Тераи встал и последовал за ним. С первых же дней, следуя в этом совету Игрищева, он воздерживался от проявления даже самого минимального любопытства касательно Священного Дома, длинной свайной хижины, располагавшейся в центре деревни, и выказывал равнодушное почтение по отношению к жрецам. То немногое, что он знал о религии умбуру, происходило от намеков, подхваченных у костра, и парочки разговоров с охотниками, просветившими его относительно тех табу, которые следовало соблюдать. Вслед за Кильно он поднялся по наклонной лестнице, сделанной из куту, и пригнулся, чтобы войти. Зал оказался длинным и темным, с очень высокой соломенной крышей. Окон в нем не было — лишь дверь, но Тераи смог различить во мраке два ряда туземцев; с одной стороны сидели вожди, вполне узнаваемые по их высоким, украшенным перьями головным уборам, гораздо более пышным, чем тот, что был на Кильно, с другой стороны — жрецы (этим головными уборами служили обсидиановые пластины). Один из жрецов при его появлении встал.

— Входи, чужестранец. Ты спас жизнь двум нашим соплеменникам, рискуя при этом своей собственной. Ты уважал наши законы и обычаи. Ты отдавал свою часть добычи деревенским женщинам и детям. Садись здесь!

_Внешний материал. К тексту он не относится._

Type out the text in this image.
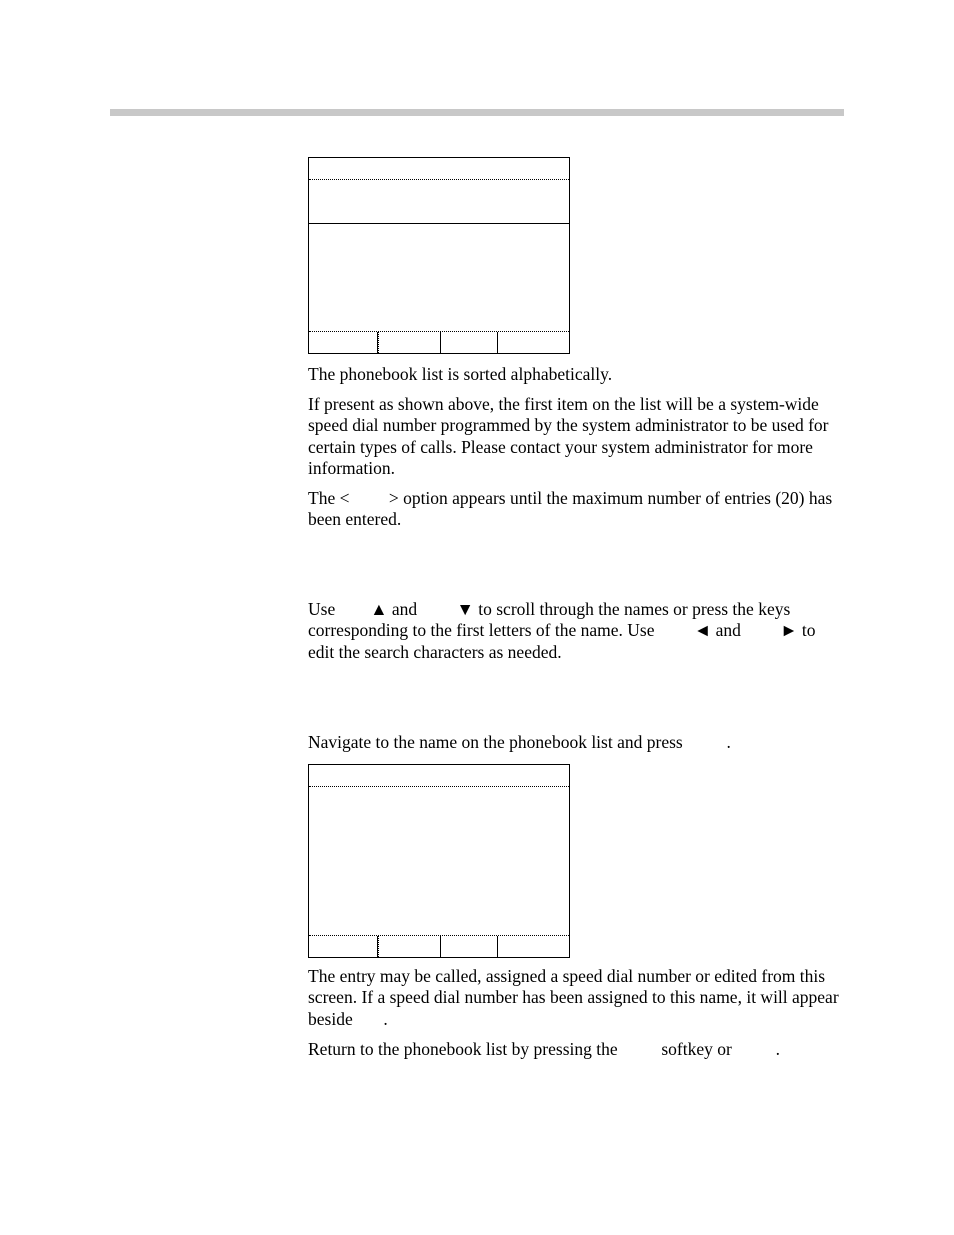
The phonebook list is sorted alphabetically.

If present as shown above, the first item on the list will be a system-wide speed dial number programmed by the system administrator to be used for certain types of calls. Please contact your system administrator for more information.

The <         > option appears until the maximum number of entries (20) has been entered.

Use        ▲ and         ▼ to scroll through the names or press the keys corresponding to the first letters of the name. Use         ◄ and         ► to edit the search characters as needed.

Navigate to the name on the phonebook list and press          .

The entry may be called, assigned a speed dial number or edited from this screen. If a speed dial number has been assigned to this name, it will appear beside       .

Return to the phonebook list by pressing the          softkey or          .
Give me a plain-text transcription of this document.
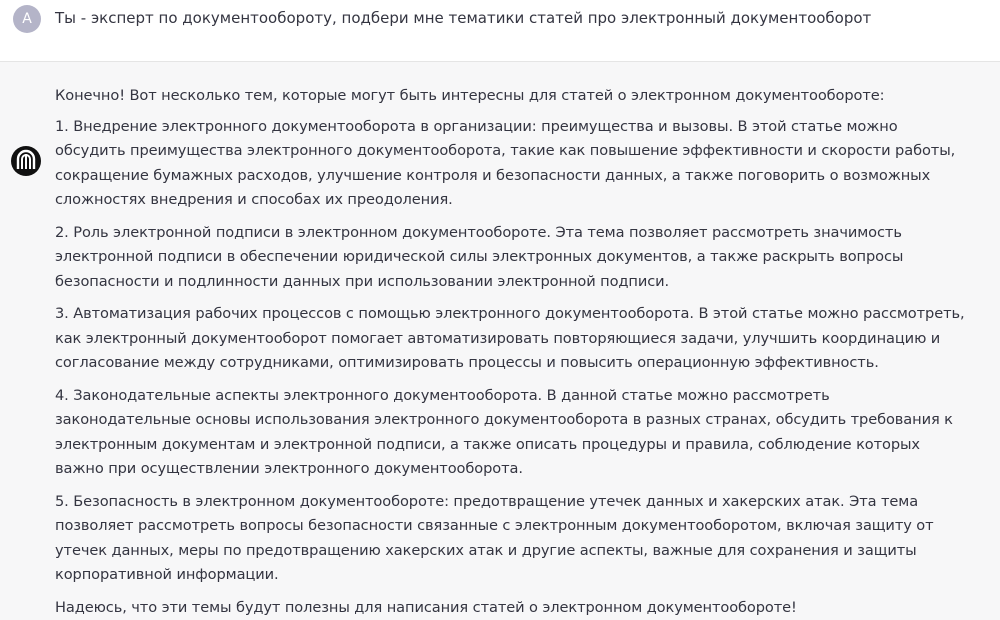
A	Ты - эксперт по документообороту, подбери мне тематики статей про электронный документооборот

Конечно! Вот несколько тем, которые могут быть интересны для статей о электронном документообороте:

1. Внедрение электронного документооборота в организации: преимущества и вызовы. В этой статье можно обсудить преимущества электронного документооборота, такие как повышение эффективности и скорости работы, сокращение бумажных расходов, улучшение контроля и безопасности данных, а также поговорить о возможных сложностях внедрения и способах их преодоления.

2. Роль электронной подписи в электронном документообороте. Эта тема позволяет рассмотреть значимость электронной подписи в обеспечении юридической силы электронных документов, а также раскрыть вопросы безопасности и подлинности данных при использовании электронной подписи.

3. Автоматизация рабочих процессов с помощью электронного документооборота. В этой статье можно рассмотреть, как электронный документооборот помогает автоматизировать повторяющиеся задачи, улучшить координацию и согласование между сотрудниками, оптимизировать процессы и повысить операционную эффективность.

4. Законодательные аспекты электронного документооборота. В данной статье можно рассмотреть законодательные основы использования электронного документооборота в разных странах, обсудить требования к электронным документам и электронной подписи, а также описать процедуры и правила, соблюдение которых важно при осуществлении электронного документооборота.

5. Безопасность в электронном документообороте: предотвращение утечек данных и хакерских атак. Эта тема позволяет рассмотреть вопросы безопасности связанные с электронным документооборотом, включая защиту от утечек данных, меры по предотвращению хакерских атак и другие аспекты, важные для сохранения и защиты корпоративной информации.

Надеюсь, что эти темы будут полезны для написания статей о электронном документообороте!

Он указал на место между двумя вождями. Кильно поклонился и вышел на платформу перед дверью, встав там на часах. Между двумя рядами, на вымощенном камнем настиле, разводили костер; и Тераи с интересом заметил, что жрец получает огонь посредством трения одной деревянной палочки о другую, тогда как в повседневной жизни умбуру пользовались огнивом, сделанным из кремня и железного колчедана. В этот огонь набросали сухих листьев, и помещение быстро заволокло густым дымом, ароматическим и отравляющим. Тераи вдруг почувствовал, что ничего уже не соображает, перед его закрывшимися глазами начали проплывать один за другим красочные пляжи, которые мало-помалу сменялись фантастическими, невероятно яркими образами. Он снова пережил, словно в каком-то калейдоскопе, свои приключения на Офире II, более отдаленные земные воспоминания, другие, из прошедшего на Островах раннего детства; затем образы сделались бессвязными, абсурдными. Где-то глубоко в нем та часть сознания, что еще была способна мыслить здраво, волновалась, спрашивая себя, не является ли этот галлюциногенный дым смертельным ядом для его организма. Его заложенные уши едва улавливали, словно во сне, далекое заклинание, сходившее с губ его спутников. Он не смог бы даже примерно сказать, сколько времени длилась эта церемония. Когда он вдруг резко пробудился, после того как его обдуло мощным потоком холодного воздуха, то увидел, что находится один в Священном Доме вместе с самым старым из жрецов и уже опустились сумерки. Пошатываясь, он попытался было встать, но умбуру жестом удержал его.